At about twelve I slipped in gravel on my bike and did some major scraping and scratching on a knee and an elbow. There was one deep place that the doctor said could have used a stitch, but there was too much dirt in it. That scar was gray for years.

For my thyroid surgery I had really cool clips, so the scar stood out from the skin for a while. But it’s gone now. I was worried about having it right there on the front of my neck, but you can’t even see it. Scared the kids, though.

Hmmmm. 2 stitches in my scalp, when I banged my head on a shower handle while we were at the beach; I was 11 or so. Mom and Dad had a hard time finding a place to take me. I don’t recall the stitch removal being a big deal.

4ish stitches on the underside of one toe (where the toe joins the foot) when I stepped on a plastic figurine at age 16ish. Removed a week or so later by the pediatrician; that was pretty painful IIRC.

4ish stitches on the tip of one finger, when I slipped while cutting open a package with a sharp kitchen knife. This was when I was newly-arrived in Charlotte NC, and had no effing CLUE where a hospital was. We looked up a minor-emergency clinic in the phone book and drove there… and it didn’t exist yet. I vaguely recalled seeing another one in another part of town so we drove to where I thought it was, and sure enough there it was. No big deal, again.

Childbirth, forceps required. 'Nuff said? (except when Dweezil was 3 days old, my MIL made me laugh about something, and one stitch popped. Ow.).

Childbirth, c-section, most dissolving but 4 staples which were removed at 4 days. No big deal having removed.

My gum was basically sewn-together after a tooth extraction. I could feel the suture on both sides. After a week or so, I guess one bit of it dissolved and the rest sort of slid out (gag).

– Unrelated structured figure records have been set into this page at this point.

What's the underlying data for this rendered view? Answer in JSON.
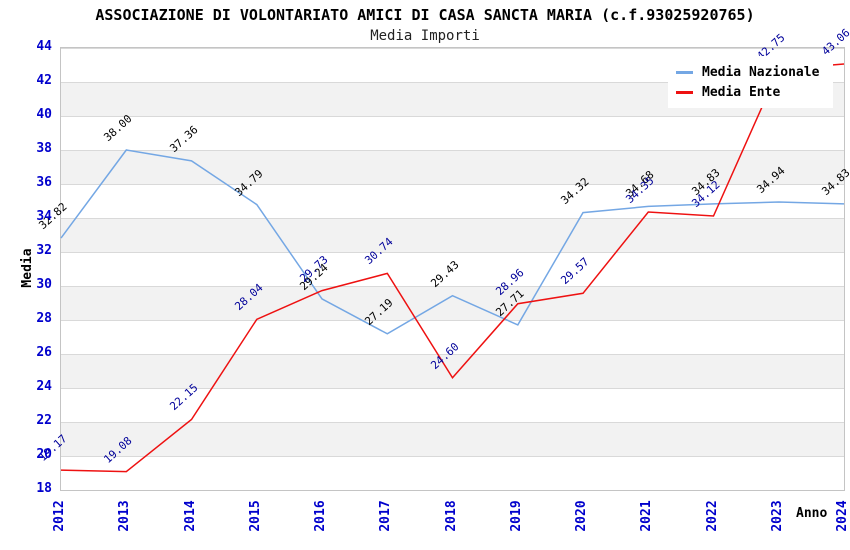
{
  "header": {
    "title": "ASSOCIAZIONE DI VOLONTARIATO AMICI DI CASA SANCTA MARIA (c.f.93025920765)",
    "subtitle": "Media Importi"
  },
  "legend": {
    "position": "top-right",
    "items": [
      {
        "label": "Media Nazionale"
      },
      {
        "label": "Media Ente"
      }
    ]
  },
  "colors": {
    "tick_label": "#0000cc",
    "band_gray": "#f2f2f2",
    "gridline": "#d9d9d9",
    "frame_border": "#c4c4c4",
    "nazionale_line": "#74a7e4",
    "ente_line": "#ee1111",
    "nazionale_point_label": "#000000",
    "ente_point_label": "#00009a"
  },
  "chart_data": {
    "type": "line",
    "title": "ASSOCIAZIONE DI VOLONTARIATO AMICI DI CASA SANCTA MARIA (c.f.93025920765)",
    "subtitle": "Media Importi",
    "xlabel": "Anno",
    "ylabel": "Media",
    "x": [
      2012,
      2013,
      2014,
      2015,
      2016,
      2017,
      2018,
      2019,
      2020,
      2021,
      2022,
      2023,
      2024
    ],
    "ylim": [
      18,
      44
    ],
    "yticks": [
      44,
      42,
      40,
      38,
      36,
      34,
      32,
      30,
      28,
      26,
      24,
      22,
      20,
      18
    ],
    "grid": "horizontal gridlines every 2 units with alternating gray/white bands",
    "legend_position": "top-right",
    "series": [
      {
        "name": "Media Nazionale",
        "color": "#74a7e4",
        "label_color": "#000000",
        "values": [
          32.82,
          38.0,
          37.36,
          34.79,
          29.24,
          27.19,
          29.43,
          27.71,
          34.32,
          34.68,
          34.83,
          34.94,
          34.83
        ]
      },
      {
        "name": "Media Ente",
        "color": "#ee1111",
        "label_color": "#00009a",
        "values": [
          19.17,
          19.08,
          22.15,
          28.04,
          29.73,
          30.74,
          24.6,
          28.96,
          29.57,
          34.35,
          34.12,
          42.75,
          43.06
        ]
      }
    ]
  }
}
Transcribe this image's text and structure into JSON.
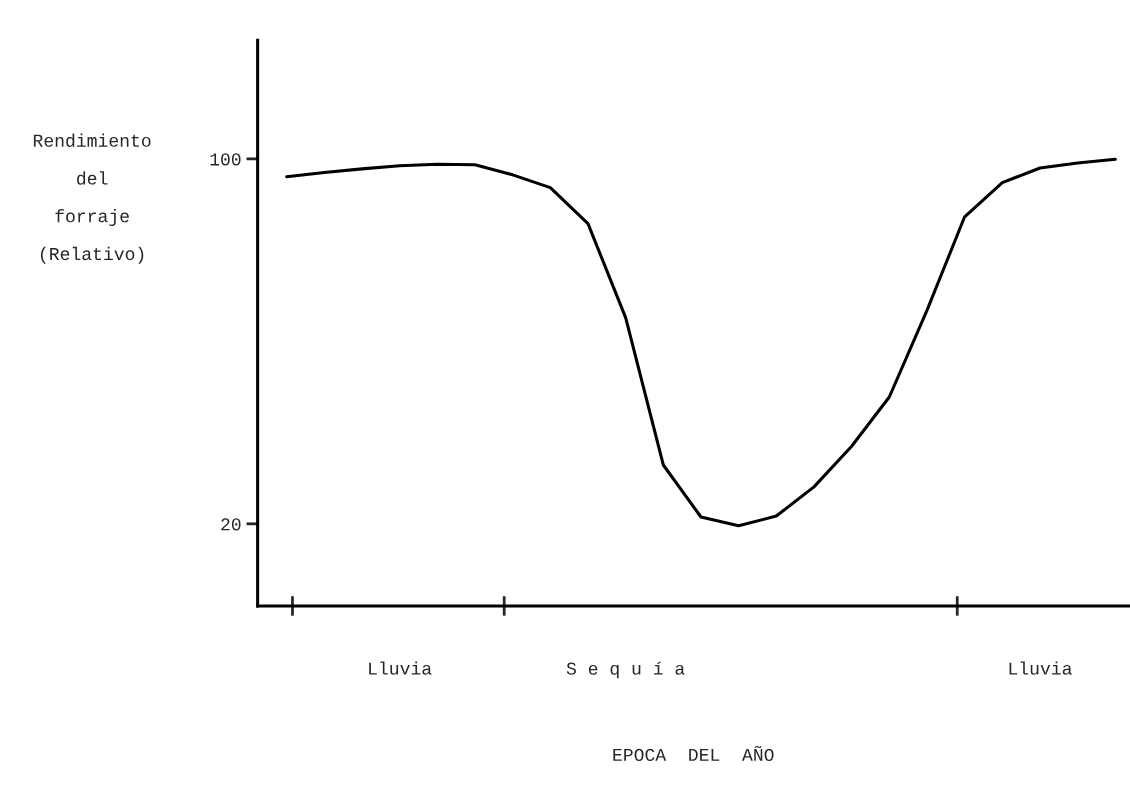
{
  "chart_data": {
    "type": "line",
    "xlabel": "EPOCA  DEL  AÑO",
    "ylabel": "Rendimiento\ndel\nforraje\n(Relativo)",
    "ylim": [
      2,
      126
    ],
    "yticks": [
      20,
      100
    ],
    "categories": [
      null,
      null,
      null,
      "Lluvia",
      null,
      null,
      null,
      null,
      null,
      "S e q u í a",
      null,
      null,
      null,
      null,
      null,
      null,
      null,
      null,
      null,
      null,
      "Lluvia",
      null,
      null
    ],
    "grid": false,
    "legend": false,
    "marker": "none",
    "line_style": "solid",
    "series": [
      {
        "color": "#000000",
        "values": [
          96.1,
          97.0,
          97.8,
          98.5,
          98.8,
          98.7,
          96.5,
          93.7,
          85.8,
          65.2,
          32.9,
          21.5,
          19.6,
          21.7,
          28.1,
          37.0,
          47.8,
          66.8,
          87.3,
          94.8,
          98.0,
          99.1,
          99.9
        ]
      }
    ]
  }
}
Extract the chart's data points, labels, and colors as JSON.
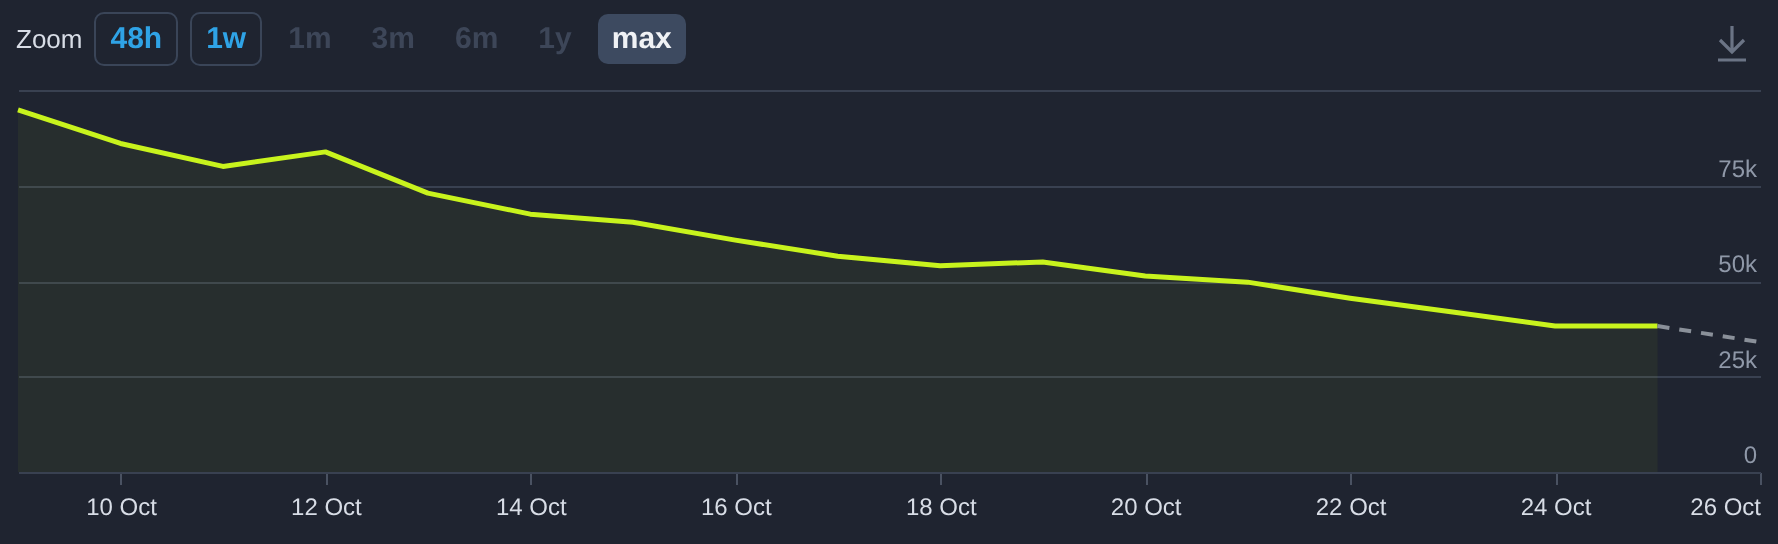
{
  "chart_data": {
    "type": "area",
    "annotations": [
      "Zoom",
      "48h",
      "1w",
      "1m",
      "3m",
      "6m",
      "1y",
      "max"
    ],
    "x": [
      "--10-09",
      "--10-10",
      "--10-11",
      "--10-12",
      "--10-13",
      "--10-14",
      "--10-15",
      "--10-16",
      "--10-17",
      "--10-18",
      "--10-19",
      "--10-20",
      "--10-21",
      "--10-22",
      "--10-23",
      "--10-24",
      "--10-25"
    ],
    "series": [
      {
        "color": "#c8f31d",
        "values": [
          94.8,
          86,
          80,
          83.8,
          73,
          67.5,
          65.4,
          60.7,
          56.5,
          54,
          55,
          51.3,
          49.7,
          45.5,
          41.9,
          38.2,
          38.2
        ]
      },
      {
        "type": "line",
        "color": "#8a9099",
        "line_style": "dashed",
        "x": [
          "--10-25",
          "--10-26"
        ],
        "values": [
          38.2,
          34
        ]
      }
    ],
    "xlim": [
      "--10-09",
      "--10-26"
    ],
    "xticks": [
      {
        "value": "--10-10",
        "label": "10 Oct"
      },
      {
        "value": "--10-12",
        "label": "12 Oct"
      },
      {
        "value": "--10-14",
        "label": "14 Oct"
      },
      {
        "value": "--10-16",
        "label": "16 Oct"
      },
      {
        "value": "--10-18",
        "label": "18 Oct"
      },
      {
        "value": "--10-20",
        "label": "20 Oct"
      },
      {
        "value": "--10-22",
        "label": "22 Oct"
      },
      {
        "value": "--10-24",
        "label": "24 Oct"
      },
      {
        "value": "--10-26",
        "label": "26 Oct"
      }
    ],
    "ylim": [
      0,
      100
    ],
    "yticks": [
      {
        "value": 0,
        "label": "0"
      },
      {
        "value": 25,
        "label": "25k"
      },
      {
        "value": 50,
        "label": "50k"
      },
      {
        "value": 75,
        "label": "75k"
      },
      {
        "value": 100,
        "label": null
      }
    ],
    "grid": "y"
  }
}
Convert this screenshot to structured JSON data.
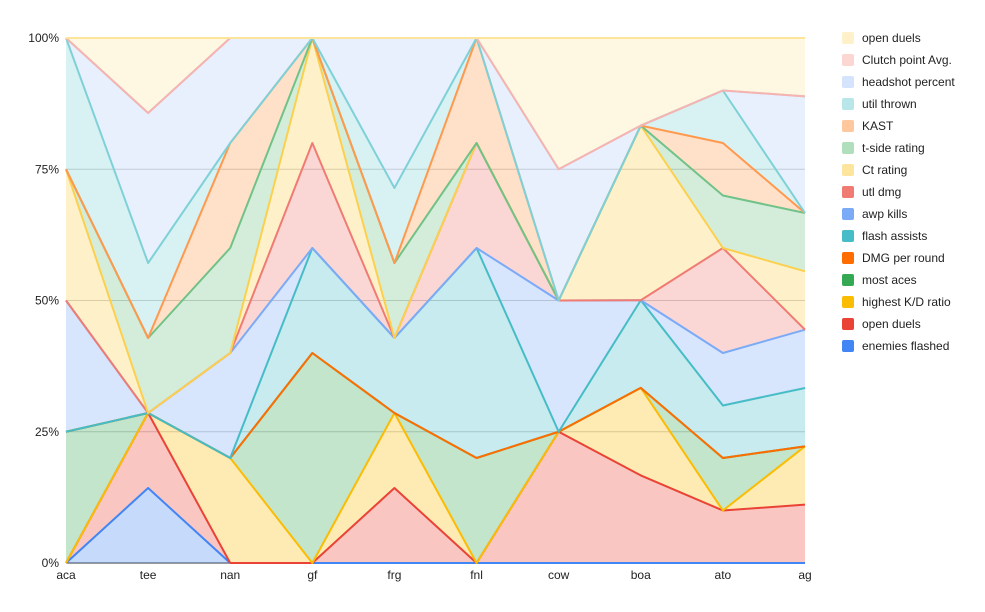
{
  "chart_data": {
    "type": "area",
    "stacking": "percent",
    "categories": [
      "aca",
      "tee",
      "nan",
      "gf",
      "frg",
      "fnl",
      "cow",
      "boa",
      "ato",
      "ag"
    ],
    "y_ticks": [
      "0%",
      "25%",
      "50%",
      "75%",
      "100%"
    ],
    "ylim": [
      0,
      100
    ],
    "grid": true,
    "legend_position": "right",
    "series": [
      {
        "name": "enemies flashed",
        "color": "#4285F4",
        "values": [
          0,
          12.5,
          0,
          0,
          0,
          0,
          0,
          0,
          0,
          0
        ]
      },
      {
        "name": "open duels",
        "color": "#EA4335",
        "values": [
          0,
          12.5,
          0,
          0,
          14.3,
          0,
          25,
          16.7,
          10,
          11.1
        ]
      },
      {
        "name": "highest K/D ratio",
        "color": "#FBBC04",
        "values": [
          0,
          0,
          20,
          0,
          14.3,
          0,
          0,
          16.7,
          0,
          11.1
        ]
      },
      {
        "name": "most aces",
        "color": "#34A853",
        "values": [
          25,
          0,
          0,
          40,
          0,
          20,
          0,
          0,
          10,
          0
        ]
      },
      {
        "name": "DMG per round",
        "color": "#FF6D01",
        "values": [
          0,
          0,
          0,
          0,
          0,
          0,
          0,
          0,
          0,
          0
        ]
      },
      {
        "name": "flash assists",
        "color": "#46BDC6",
        "values": [
          0,
          0,
          0,
          20,
          14.3,
          40,
          0,
          16.7,
          10,
          11.1
        ]
      },
      {
        "name": "awp kills",
        "color": "#7BAAF7",
        "values": [
          25,
          0,
          20,
          0,
          0,
          0,
          25,
          0,
          10,
          11.1
        ]
      },
      {
        "name": "utl dmg",
        "color": "#F07B72",
        "values": [
          0,
          0,
          0,
          20,
          0,
          20,
          0,
          0,
          20,
          0
        ]
      },
      {
        "name": "Ct rating",
        "color": "#FCD04F",
        "values": [
          25,
          0,
          0,
          20,
          0,
          0,
          0,
          33.3,
          0,
          11.1
        ]
      },
      {
        "name": "t-side rating",
        "color": "#71C287",
        "values": [
          0,
          12.5,
          20,
          0,
          14.3,
          0,
          0,
          0,
          10,
          11.1
        ]
      },
      {
        "name": "KAST",
        "color": "#FF994D",
        "values": [
          0,
          0,
          20,
          0,
          0,
          20,
          0,
          0,
          10,
          0
        ]
      },
      {
        "name": "util thrown",
        "color": "#7ED1D7",
        "values": [
          25,
          12.5,
          0,
          0,
          14.3,
          0,
          0,
          0,
          10,
          0
        ]
      },
      {
        "name": "headshot percent",
        "color": "#B3CEFB",
        "values": [
          0,
          25,
          20,
          0,
          28.6,
          0,
          25,
          0,
          0,
          22.2
        ]
      },
      {
        "name": "Clutch point Avg.",
        "color": "#F7B4AE",
        "values": [
          0,
          0,
          0,
          0,
          0,
          0,
          0,
          0,
          0,
          0
        ]
      },
      {
        "name": "open duels",
        "color": "#FDE49B",
        "values": [
          0,
          12.5,
          0,
          0,
          0,
          0,
          25,
          16.7,
          10,
          11.1
        ]
      }
    ]
  }
}
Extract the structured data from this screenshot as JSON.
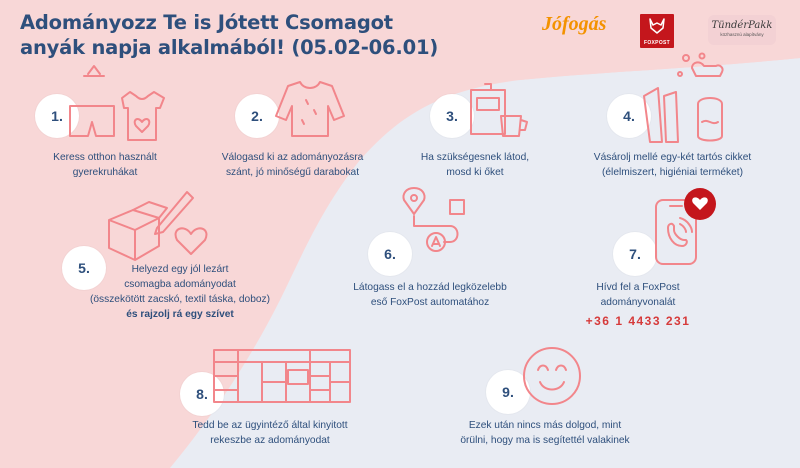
{
  "title_line1": "Adományozz Te is Jótett Csomagot",
  "title_line2": "anyák napja alkalmából! (05.02-06.01)",
  "logos": {
    "jofogas": "Jófogás",
    "foxpost": "FOXPOST",
    "tunderpakk": "TündérPakk",
    "tunderpakk_sub": "közhasznú alapítvány"
  },
  "steps": [
    {
      "num": "1.",
      "l1": "Keress otthon használt",
      "l2": "gyerekruhákat"
    },
    {
      "num": "2.",
      "l1": "Válogasd ki az adományozásra",
      "l2": "szánt, jó minőségű darabokat"
    },
    {
      "num": "3.",
      "l1": "Ha szükségesnek látod,",
      "l2": "mosd ki őket"
    },
    {
      "num": "4.",
      "l1": "Vásárolj mellé egy-két tartós cikket",
      "l2": "(élelmiszert, higiéniai terméket)"
    },
    {
      "num": "5.",
      "l1": "Helyezd egy jól lezárt",
      "l2": "csomagba adományodat",
      "l3": "(összekötött zacskó, textil táska, doboz)",
      "l4": "és rajzolj rá egy szívet"
    },
    {
      "num": "6.",
      "l1": "Látogass el a hozzád legközelebb",
      "l2": "eső FoxPost automatához"
    },
    {
      "num": "7.",
      "l1": "Hívd fel a FoxPost",
      "l2": "adományvonalát",
      "phone": "+36 1 4433 231"
    },
    {
      "num": "8.",
      "l1": "Tedd be az ügyintéző által kinyitott",
      "l2": "rekeszbe az adományodat"
    },
    {
      "num": "9.",
      "l1": "Ezek után nincs más dolgod, mint",
      "l2": "örülni, hogy ma is segítettél valakinek"
    }
  ],
  "colors": {
    "title": "#2e4f7c",
    "icon": "#f2868b",
    "pink_bg": "#f8d7d7",
    "blue_bg": "#e9ecf3",
    "phone": "#d63a3a"
  }
}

That got spat out in a hurry.

60 something - 8 years old, had birthmark removed under arm.
11ish - 12 years old, gashed arm falling on barbed wire fence.
8 - 14 years old, sliced tendon at knee on tin can lid while carrying out the trash.
7 - 14 years old, sliced hand w/ knife.
4 - 17 years old, kept splitting chin playing football.
6 - 19 years old, split forehead on mud swab while roughnecking on drilling rig.
3, 3, 5 - 20 years old, hand went through window.
7 - 30 years old, cut near eye from snow ski. Removed stitches w/ nail clippers.